Die beiden aus acht beziehungsweise zehn Einzeltafeln zusammengesetzten Großformate zeigen einen großen und mehrere kleine Elefantenstoßzähne. Sie gehen ihrerseits auf Fotos zurück, die das Zollamt Hamburg 1991 von beschlagnahmtem Elfenbein angefertigt hatte. Diese Fotos hat Lempert, der als Biologe und Autodidakt zur Fotografie stieß, seinen Fotogrammen zugrundegelegt. Von den an Röntgenaufnahmen erinnernden Fotogrammen hat Lempert Digitaldrucke erstellen und auf Aluminiumträgerplatten kaschieren lassen, die zu den Wandbildern der Brüstung des öffentlich zugänglichen Eingangsbereichs im Erdgeschoss und der Seitenwand der Kassenhalle im ersten Obergeschoss zusammengesetzt sind.
Das Motiv Elfenbein ist dem Standort geschuldet. Doch ist das Elfenbein weder als begehrte Schmuggelware, als „weißes Gold“ in seinen reizvollen Erscheinungsformen und Tönungen dargestellt. Noch erhebt das Werk, was nahegelegen hätte, eine Anklage etwa gegen Artenschutzverstöße. In erster Linie kommen in Lemperts Adaption formalästhetische Aspekte zum Tragen – deren Wichtigkeit sich auch darin zeigt, dass der Künstler die Fertigstellung der Architektur abwartete, um Kunst und Bau farblich optimal aufeinander abstimmen zu können.
Die unstabil gruppierten, gekrümmten und sich unregelmäßig verjüngenden Elfenbeine der Brüstung der Eingangshalle treten mit den Ecken, Kanten, Flächen, Körpern und Säulen der Architektur in einen lebhaften Dialog. Das subtil ausbalancierte große Elfenbein der Kassenhalle im ersten Obergeschoss strahlt Ruhe aus und bildet im Raum ein geistiges Zentrum. MS
Weiterführende Literatur Online:
Martin Seidel (Autor), BMVBS (Hrsg.): Dokumentation von 50 Kunst-am-Bau-Werken, BMVBS-Online-Publikation 05/2013.
Weiterführende Literatur:
Kunst am Bau. Projekte des Bundes 2006-2013, hrsg. v.

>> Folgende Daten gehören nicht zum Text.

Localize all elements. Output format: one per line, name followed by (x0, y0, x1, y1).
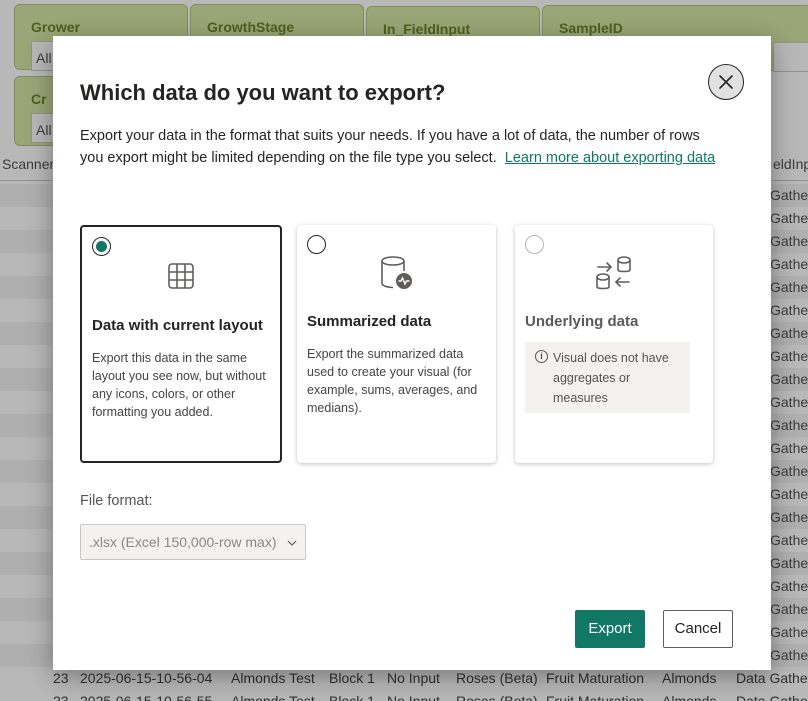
option-title: Underlying data (525, 313, 639, 330)
radio-current-layout[interactable] (92, 237, 111, 256)
option-title: Summarized data (307, 313, 432, 330)
option-underlying-data: Underlying data i Visual does not have a… (515, 225, 713, 463)
close-icon (719, 75, 733, 89)
table-grid-icon (168, 263, 194, 289)
chevron-down-icon (287, 540, 297, 546)
option-summarized-data[interactable]: Summarized data Export the summarized da… (297, 225, 496, 463)
export-data-dialog: Which data do you want to export? Export… (53, 36, 771, 670)
cancel-button[interactable]: Cancel (663, 610, 733, 648)
close-button[interactable] (708, 64, 744, 100)
database-activity-icon (380, 256, 412, 289)
export-button[interactable]: Export (575, 610, 645, 648)
info-text: Visual does not have aggregates or measu… (553, 351, 669, 405)
info-icon: i (535, 350, 548, 363)
file-format-dropdown: .xlsx (Excel 150,000-row max) (80, 524, 306, 560)
radio-underlying-data (525, 235, 544, 254)
option-description: Export this data in the same layout you … (92, 351, 266, 419)
radio-summarized-data[interactable] (307, 235, 326, 254)
data-transfer-icon (596, 256, 631, 290)
file-format-value: .xlsx (Excel 150,000-row max) (89, 534, 277, 550)
dialog-title: Which data do you want to export? (80, 80, 446, 105)
option-description: Export the summarized data used to creat… (307, 347, 478, 415)
dialog-description: Export your data in the format that suit… (80, 125, 720, 169)
option-current-layout[interactable]: Data with current layout Export this dat… (80, 225, 282, 463)
option-title: Data with current layout (92, 317, 263, 334)
file-format-label: File format: (80, 493, 153, 509)
info-message: i Visual does not have aggregates or mea… (525, 342, 690, 413)
learn-more-link[interactable]: Learn more about exporting data (505, 150, 715, 166)
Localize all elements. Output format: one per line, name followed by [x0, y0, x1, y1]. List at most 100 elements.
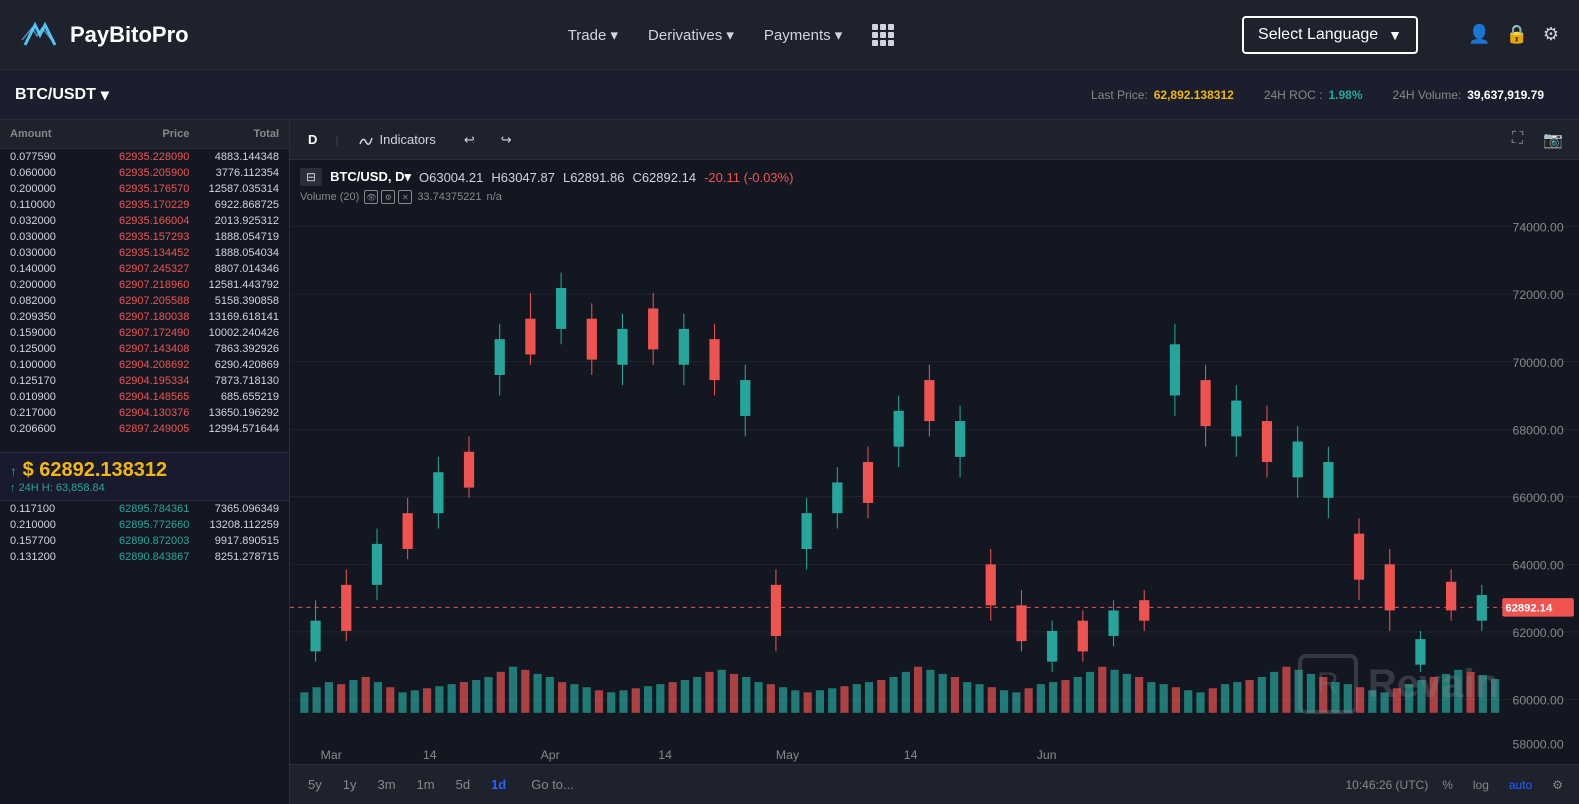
table-row[interactable]: 0.200000 62935.176570 12587.035314 [0, 181, 289, 197]
undo-button[interactable]: ↩ [456, 128, 483, 152]
roc-stat: 24H ROC : 1.98% [1264, 88, 1363, 102]
redo-button[interactable]: ↪ [493, 128, 520, 152]
svg-text:64000.00: 64000.00 [1513, 558, 1564, 572]
last-price-label: Last Price: [1091, 88, 1148, 102]
ob-total: 13208.112259 [189, 519, 279, 531]
ohlc-high: H63047.87 [491, 170, 555, 185]
table-row[interactable]: 0.030000 62935.157293 1888.054719 [0, 229, 289, 245]
table-row[interactable]: 0.217000 62904.130376 13650.196292 [0, 405, 289, 421]
ob-amount: 0.209350 [10, 311, 100, 323]
ob-amount: 0.206600 [10, 423, 100, 435]
svg-text:66000.00: 66000.00 [1513, 491, 1564, 505]
vol-icon-settings[interactable]: ⚙ [381, 190, 395, 204]
price-arrow-icon: ↑ [10, 463, 17, 479]
table-row[interactable]: 0.060000 62935.205900 3776.112354 [0, 165, 289, 181]
grid-icon[interactable] [872, 24, 894, 46]
timeframe-3m-button[interactable]: 3m [369, 774, 403, 795]
nav-payments[interactable]: Payments ▾ [764, 24, 842, 46]
ohlc-low: L62891.86 [563, 170, 624, 185]
pair-selector[interactable]: BTC/USDT ▾ [15, 85, 109, 105]
svg-text:68000.00: 68000.00 [1513, 423, 1564, 437]
settings-icon[interactable]: ⚙ [1543, 24, 1559, 45]
table-row[interactable]: 0.140000 62907.245327 8807.014346 [0, 261, 289, 277]
ohlc-change: -20.11 (-0.03%) [704, 170, 793, 185]
nav-derivatives[interactable]: Derivatives ▾ [648, 24, 734, 46]
ob-price: 62935.176570 [100, 183, 190, 195]
timeframe-day-button[interactable]: D [300, 128, 325, 151]
table-row[interactable]: 0.125000 62907.143408 7863.392926 [0, 341, 289, 357]
goto-button[interactable]: Go to... [519, 774, 586, 795]
camera-icon[interactable]: 📷 [1537, 128, 1569, 152]
table-row[interactable]: 0.077590 62935.228090 4883.144348 [0, 149, 289, 165]
sell-orders: 0.077590 62935.228090 4883.144348 0.0600… [0, 149, 289, 452]
ob-total: 9917.890515 [189, 535, 279, 547]
table-row[interactable]: 0.206600 62897.249005 12994.571644 [0, 421, 289, 437]
nav-trade[interactable]: Trade ▾ [568, 24, 618, 46]
ob-total: 2013.925312 [189, 215, 279, 227]
vol-icon-eye[interactable]: 👁 [364, 190, 378, 204]
table-row[interactable]: 0.030000 62935.134452 1888.054034 [0, 245, 289, 261]
ob-total: 13650.196292 [189, 407, 279, 419]
table-row[interactable]: 0.157700 62890.872003 9917.890515 [0, 533, 289, 549]
table-row[interactable]: 0.200000 62907.218960 12581.443792 [0, 277, 289, 293]
table-row[interactable]: 0.032000 62935.166004 2013.925312 [0, 213, 289, 229]
chart-settings-icon[interactable]: ⚙ [1546, 776, 1569, 794]
table-row[interactable]: 0.210000 62895.772660 13208.112259 [0, 517, 289, 533]
ob-amount: 0.131200 [10, 551, 100, 563]
table-row[interactable]: 0.125170 62904.195334 7873.718130 [0, 373, 289, 389]
svg-text:60000.00: 60000.00 [1513, 694, 1564, 708]
indicators-button[interactable]: Indicators [349, 128, 446, 151]
lock-icon[interactable]: 🔒 [1505, 24, 1527, 45]
ob-price: 62907.180038 [100, 311, 190, 323]
table-row[interactable]: 0.131200 62890.843867 8251.278715 [0, 549, 289, 565]
svg-text:May: May [776, 748, 800, 762]
ob-amount: 0.157700 [10, 535, 100, 547]
ob-price: 62907.172490 [100, 327, 190, 339]
ob-total: 7873.718130 [189, 375, 279, 387]
ob-price: 62904.148565 [100, 391, 190, 403]
orderbook-header: Amount Price Total [0, 120, 289, 149]
ohlc-close: C62892.14 [632, 170, 696, 185]
log-mode-button[interactable]: log [1467, 776, 1495, 794]
chart-pair-info: ⊟ BTC/USD, D▾ O63004.21 H63047.87 L62891… [300, 168, 793, 186]
svg-text:72000.00: 72000.00 [1513, 288, 1564, 302]
ob-amount: 0.030000 [10, 247, 100, 259]
order-book: Amount Price Total 0.077590 62935.228090… [0, 120, 290, 804]
ob-amount: 0.117100 [10, 503, 100, 515]
table-row[interactable]: 0.209350 62907.180038 13169.618141 [0, 309, 289, 325]
ob-total: 8807.014346 [189, 263, 279, 275]
vol-icon-close[interactable]: ✕ [398, 190, 412, 204]
timeframe-5y-button[interactable]: 5y [300, 774, 330, 795]
table-row[interactable]: 0.110000 62935.170229 6922.868725 [0, 197, 289, 213]
ob-price: 62890.872003 [100, 535, 190, 547]
current-price-display: ↑ $ 62892.138312 ↑ 24H H: 63,858.84 [0, 452, 289, 501]
ob-amount: 0.140000 [10, 263, 100, 275]
table-row[interactable]: 0.082000 62907.205588 5158.390858 [0, 293, 289, 309]
svg-text:74000.00: 74000.00 [1513, 221, 1564, 235]
ob-price: 62907.205588 [100, 295, 190, 307]
ob-total: 8251.278715 [189, 551, 279, 563]
chart-type-icon: ⊟ [300, 168, 322, 186]
fullscreen-icon[interactable]: ⛶ [1506, 128, 1529, 152]
user-icon[interactable]: 👤 [1468, 24, 1490, 45]
timeframe-1m-button[interactable]: 1m [409, 774, 443, 795]
auto-mode-button[interactable]: auto [1503, 776, 1538, 794]
table-row[interactable]: 0.100000 62904.208692 6290.420869 [0, 357, 289, 373]
ob-price: 62935.170229 [100, 199, 190, 211]
chart-symbol[interactable]: BTC/USD, D▾ [330, 169, 411, 185]
ob-amount: 0.110000 [10, 199, 100, 211]
language-selector[interactable]: Select Language ▼ [1242, 16, 1418, 54]
main-content: Amount Price Total 0.077590 62935.228090… [0, 120, 1579, 804]
ob-price: 62890.843867 [100, 551, 190, 563]
chart-canvas: ⊟ BTC/USD, D▾ O63004.21 H63047.87 L62891… [290, 160, 1579, 764]
table-row[interactable]: 0.117100 62895.784361 7365.096349 [0, 501, 289, 517]
ob-total: 13169.618141 [189, 311, 279, 323]
timeframe-1y-button[interactable]: 1y [335, 774, 365, 795]
table-row[interactable]: 0.159000 62907.172490 10002.240426 [0, 325, 289, 341]
percent-mode-button[interactable]: % [1436, 776, 1459, 794]
timeframe-1d-button[interactable]: 1d [483, 774, 514, 795]
table-row[interactable]: 0.010900 62904.148565 685.655219 [0, 389, 289, 405]
ob-price: 62935.134452 [100, 247, 190, 259]
timeframe-5d-button[interactable]: 5d [448, 774, 478, 795]
market-stats: Last Price: 62,892.138312 24H ROC : 1.98… [1091, 88, 1544, 102]
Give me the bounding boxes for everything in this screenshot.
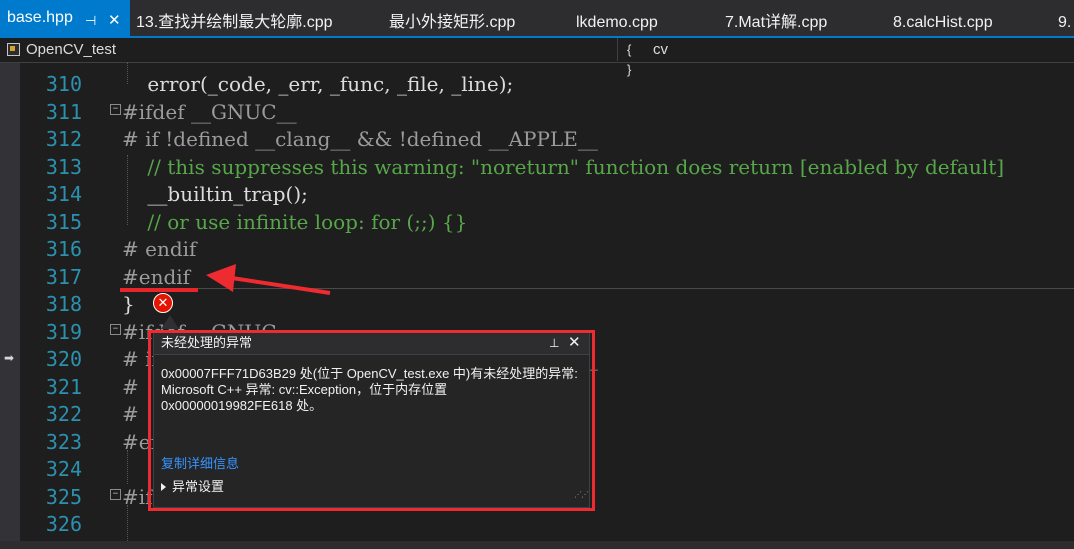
exception-error-icon: ✕ [153,293,173,313]
annotation-highlight-box [148,330,595,511]
status-strip [0,541,1074,549]
popup-callout-pointer [161,315,179,329]
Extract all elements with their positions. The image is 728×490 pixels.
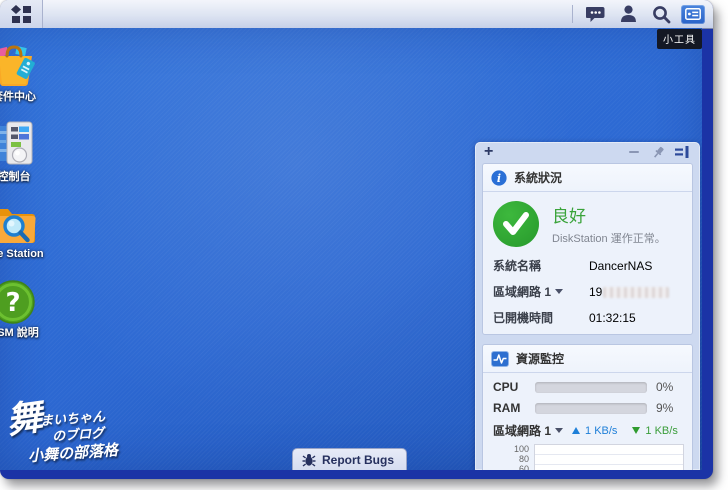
chat-bubble-icon: [585, 6, 604, 22]
blurred-ip-block: [603, 286, 670, 298]
search-icon: [652, 5, 670, 23]
resource-monitor-header[interactable]: 資源監控: [483, 345, 692, 373]
cpu-row: CPU 0%: [483, 373, 692, 397]
dock-panel-button[interactable]: [673, 144, 691, 160]
report-bugs-label: Report Bugs: [322, 452, 394, 467]
widgets-button[interactable]: [681, 4, 705, 24]
network-dropdown[interactable]: 區域網路 1: [493, 422, 564, 439]
user-icon: [620, 5, 636, 22]
uptime-label: 已開機時間: [493, 311, 554, 325]
watermark-line1: まいちゃん: [39, 408, 106, 429]
pin-icon: [653, 146, 664, 158]
widgets-panel: + i 系統狀況 良好 DiskStation 運作正常。 系統名稱 Dance…: [475, 142, 700, 470]
download-speed: 1 KB/s: [645, 424, 678, 437]
desktop-icon-package-center[interactable]: [0, 44, 38, 93]
network-row: 區域網路 1 1 KB/s 1 KB/s: [483, 418, 692, 441]
widgets-icon: [685, 8, 701, 20]
resource-monitor-widget: 資源監控 CPU 0% RAM 9% 區域網路 1 1 KB/s 1 KB/s …: [482, 344, 693, 470]
widgets-panel-header: +: [475, 142, 700, 160]
lan-dropdown[interactable]: 區域網路 1: [493, 283, 589, 300]
desktop-icon-label[interactable]: DSM 說明: [0, 324, 56, 340]
top-taskbar: [0, 0, 713, 29]
resource-monitor-title: 資源監控: [516, 352, 565, 366]
uptime-row: 已開機時間 01:32:15: [483, 305, 692, 334]
lan-ip-value: 19: [589, 285, 670, 299]
pulse-icon: [491, 350, 509, 367]
dsm-desktop-screen: 小工具 套件中心: [0, 0, 713, 479]
report-bugs-button[interactable]: Report Bugs: [292, 448, 407, 470]
chevron-down-icon: [555, 428, 564, 433]
health-status-text: 良好: [552, 207, 586, 226]
system-status-header[interactable]: i 系統狀況: [483, 164, 692, 192]
desktop-icon-control-panel[interactable]: [0, 121, 38, 170]
health-summary: 良好 DiskStation 運作正常。: [483, 192, 692, 253]
ram-percent: 9%: [656, 401, 674, 415]
info-icon: i: [491, 169, 507, 186]
health-status-detail: DiskStation 運作正常。: [552, 233, 666, 245]
chevron-down-icon: [555, 289, 564, 294]
chart-y-axis-ticks: 100 80 60 40 20 0: [513, 444, 529, 470]
dsm-help-icon: ?: [0, 280, 35, 324]
cpu-label: CPU: [493, 380, 519, 394]
minimize-widget-button[interactable]: [625, 144, 643, 160]
desktop-icon-label[interactable]: 套件中心: [0, 88, 56, 104]
system-status-title: 系統狀況: [514, 171, 563, 185]
blog-watermark: 舞 まいちゃん のブログ 小舞の部落格: [4, 390, 154, 470]
search-button[interactable]: [648, 3, 674, 25]
desktop-icon-file-station[interactable]: [0, 204, 38, 251]
desktop-icon-dsm-help[interactable]: ?: [0, 279, 38, 330]
main-menu-button[interactable]: [0, 0, 43, 28]
pin-widget-button[interactable]: [649, 144, 667, 160]
network-usage-chart: 100 80 60 40 20 0: [483, 441, 692, 470]
ram-row: RAM 9%: [483, 397, 692, 418]
system-status-widget: i 系統狀況 良好 DiskStation 運作正常。 系統名稱 DancerN…: [482, 163, 693, 335]
download-arrow-icon: [632, 427, 641, 434]
taskbar-separator: [572, 5, 573, 23]
screenshot-photo: 小工具 套件中心: [0, 0, 728, 490]
system-name-row: 系統名稱 DancerNAS: [483, 253, 692, 279]
chart-plot-area: [534, 444, 684, 470]
svg-text:?: ?: [5, 288, 20, 318]
upload-arrow-icon: [572, 427, 581, 434]
svg-text:i: i: [497, 172, 501, 185]
upload-speed: 1 KB/s: [585, 424, 618, 437]
desktop-icon-label[interactable]: File Station: [0, 248, 56, 260]
check-circle-icon: [493, 201, 539, 247]
system-name-label: 系統名稱: [493, 259, 542, 273]
watermark-dance-character: 舞: [3, 395, 46, 442]
cpu-bar: [535, 381, 647, 393]
watermark-line3: 小舞の部落格: [27, 441, 119, 466]
uptime-value: 01:32:15: [589, 310, 636, 325]
cpu-percent: 0%: [656, 380, 674, 394]
ram-label: RAM: [493, 401, 521, 415]
dock-right-icon: [675, 146, 689, 158]
watermark-line2: のブログ: [51, 425, 105, 444]
lan-row: 區域網路 1 19: [483, 279, 692, 305]
bug-icon: [302, 453, 316, 467]
control-panel-icon: [0, 121, 33, 165]
desktop: 套件中心 控制台: [0, 28, 702, 470]
file-station-folder-icon: [0, 209, 36, 243]
notifications-button[interactable]: [582, 3, 608, 25]
package-center-bag-icon: [0, 45, 35, 86]
widgets-tooltip: 小工具: [657, 29, 702, 49]
add-widget-button[interactable]: +: [484, 144, 493, 160]
ram-bar: [535, 402, 647, 414]
desktop-icon-label[interactable]: 控制台: [0, 168, 56, 184]
main-menu-icon: [10, 4, 31, 23]
user-account-button[interactable]: [615, 3, 641, 25]
minimize-icon: [629, 151, 639, 153]
system-name-value: DancerNAS: [589, 258, 653, 273]
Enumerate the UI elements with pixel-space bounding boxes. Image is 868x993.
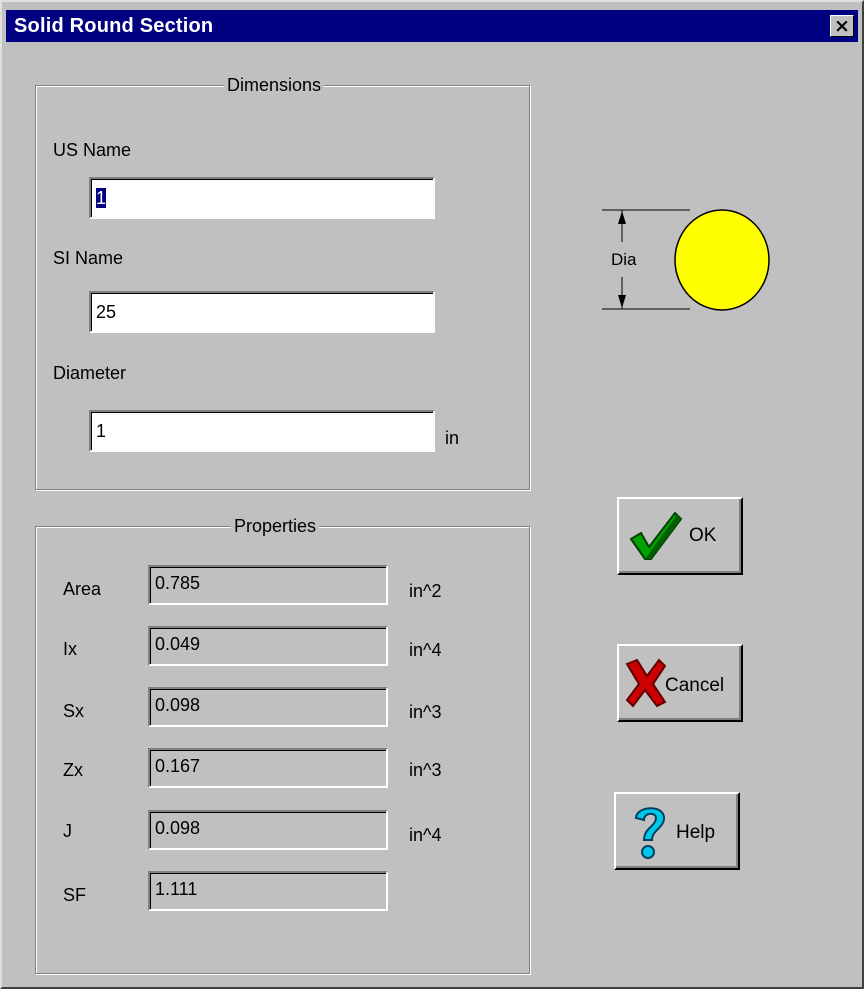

Bundesministerium für Umwelt, Naturschutz, Bau und Reaktorsicherheit (BMUB), Berlin 2014, S. 188-191.
Digitaldruck
Digitaldrucke auf Aluminiumträgerplatte kaschiert
246 x 972 cm (Elfenbein I); 277 x 800 cm (Elfenbein II)
49.300 €
nicht-offener Wettbewerb / Einladungswettbewerb mit 5 Teilnehmern
Neubau Hauptzollamt Hamburg-Stadt mit Zollamt Post
Brüstung im Foyer im Erdgeschoss und Wandfläche in der Kassenhalle im 1. Obergeschoss
während der Öffnungszeiten zugänglich
Künstler : Jochen Lempert
Jochen Lempert (*1958 in Moers) ist Biologe und Tierfotograf in Hamburg. Er begann in den 1990er-Jahren neben seiner wissenschaftlichen Tätigkeit auch fotografisch zu arbeiten und erforscht seither den Dialog zwischen Natur und Mensch. Er wurde für seine fotografischen Arbeiten vielfach ausgezeichnet: 1993 erhielt er das Stipendium für zeitgenössische deutsche Fotografie der Alfried Krupp von Bohlen und Halbach-Stiftung, 2005 war er der Träger des Edwin-Scharff-Preisese, 2009 war er Stipendiat in der Villa Massima in Rom und 2017 wurde ihm der Camera Austria-Preis für zeitgenössische Fotografie zuerkannt. Seine Fotos wurden in die Sammlungen vom Centre Pompidou in Paris und dem Museum of Modern Art in New York aufgenommen und in zahlreichen Museen wie dem Museum Ludwig Köln (2010), der Hamburger Kunsthalle (2013), dem Sprengel Museum Hannover (2017), dem Contemporary Art Center Vilnius (2020), dem Portikus Frankfurt/Main (2022) und im C/O Berlin (2023) ausgestellt.
Neubau Hauptzollamt Hamburg-Stadt mit Zollamt Post
Architektur: Winking Froh Architekten
Bauzeit: 2009-2011
Neubau Hauptzollamt Hamburg-Stadt mit Zollamt Post
Koreastraße 4
20414 Hamburg
Mit dem Neubau für das Hauptzollamt Hamburg-Stadt und das Zollamt Post im Elbtorquartier sollten die bislang verstreut untergebrachten Dienststellen an einem einzigen Standort in der Hafen-City Hamburg zusammengeführt werden. Hierfür lobte die Bundesbauabteilung Hamburg 2007 einen beschränkten Wettbewerb aus, den Winking Froh Architekten aus Hamburg für sich entscheiden konnten. Im Mai 2009 wurde mit dem Bau begonnen, im November 2011 konnte er bezogen werden.